I noticed strange behaviour. Beautifulsoup suppresses exceptions thrown by lxml parser when reading malformed XML file (eg. truncated doc or missing closing tags).

Example:

from bs4 import BeautifulSoup
soup = BeautifulSoup("<foo><bar>trololo<", "xml") # this will work

It'll even possible to call find() and navigate such broken XML tree...
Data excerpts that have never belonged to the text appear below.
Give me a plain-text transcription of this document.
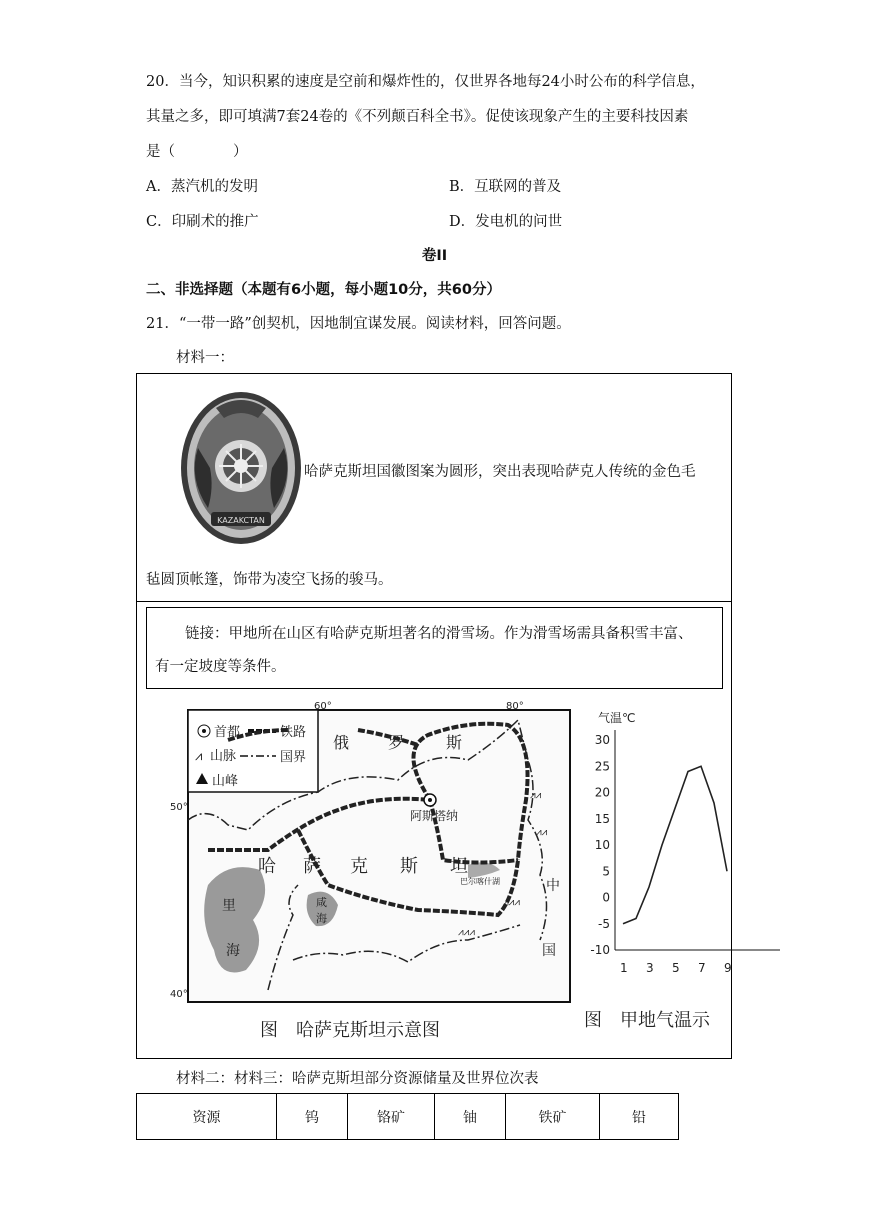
20．当今，知识积累的速度是空前和爆炸性的，仅世界各地每24小时公布的科学信息，
其量之多，即可填满7套24卷的《不列颠百科全书》。促使该现象产生的主要科技因素
是（　　　　）
A．蒸汽机的发明	B．互联网的普及
C．印刷术的推广	D．发电机的问世
卷II
二、非选择题（本题有6小题，每小题10分，共60分）
21．“一带一路”创契机，因地制宜谋发展。阅读材料，回答问题。
材料一：
KAZAKCTAN
哈萨克斯坦国徽图案为圆形，突出表现哈萨克人传统的金色毛
毡圆顶帐篷，饰带为凌空飞扬的骏马。
链接：甲地所在山区有哈萨克斯坦著名的滑雪场。作为滑雪场需具备积雪丰富、
有一定坡度等条件。
首都	铁路
⩘ 山脉	国界
山峰
60°	80°
50°
40°
⩘⩘
⩘⩘
⩘⩘⩘
⩘⩘⩘
阿斯塔纳
俄 罗	斯
哈 萨 克 斯 坦
里
海
咸
海
巴尔喀什湖	中
国
图　哈萨克斯坦示意图
气温℃
30
25
20
15
10
5
0
-5
-10
1 3 5 7 9
图　甲地气温示
材料二：材料三：哈萨克斯坦部分资源储量及世界位次表
资源	钨	铬矿	铀	铁矿	铅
Let's try reading exactly the same malformed document with pure lxml:

from lxml import etree
root = etree.fromstring("<foo><bar>trololo<") # will throw XMLSyntaxError

Why is this? I know BeautifulSoup itself is not doing any parsing, it's just a wrapper library around lxml (or other parsers). But I'm interested in actually getting errors if XML is malformed, e.g. closing tags are missing. I want just the basic XML syntax validation (not interested in XSD schema validation stuff).

1

1 Answers

3
votes

If you want to replicate the behaviour you can set recover=True passing the parser:

from lxml import etree

root = etree.fromstring("<foo><bar>trololo<",parser=etree.XMLParser(recover=True)) # will throw XMLSyntaxError

print(etree.tostring(root))

Output:

<foo><bar>trololo</bar></foo>

If you look at the bs4 source code in the builder directory you will see _lxml.py and inside that:

def default_parser(self, encoding):
    # This can either return a parser object or a class, which
    # will be instantiated with default arguments.
    if self._default_parser is not None:
        return self._default_parser
    return etree.XMLParser(
        target=self, strip_cdata=False, recover=True, encoding=encoding)

lxml's HTMLParser sets this by default so it can deal with broken html, with xml you have to specify that you want to try and recover.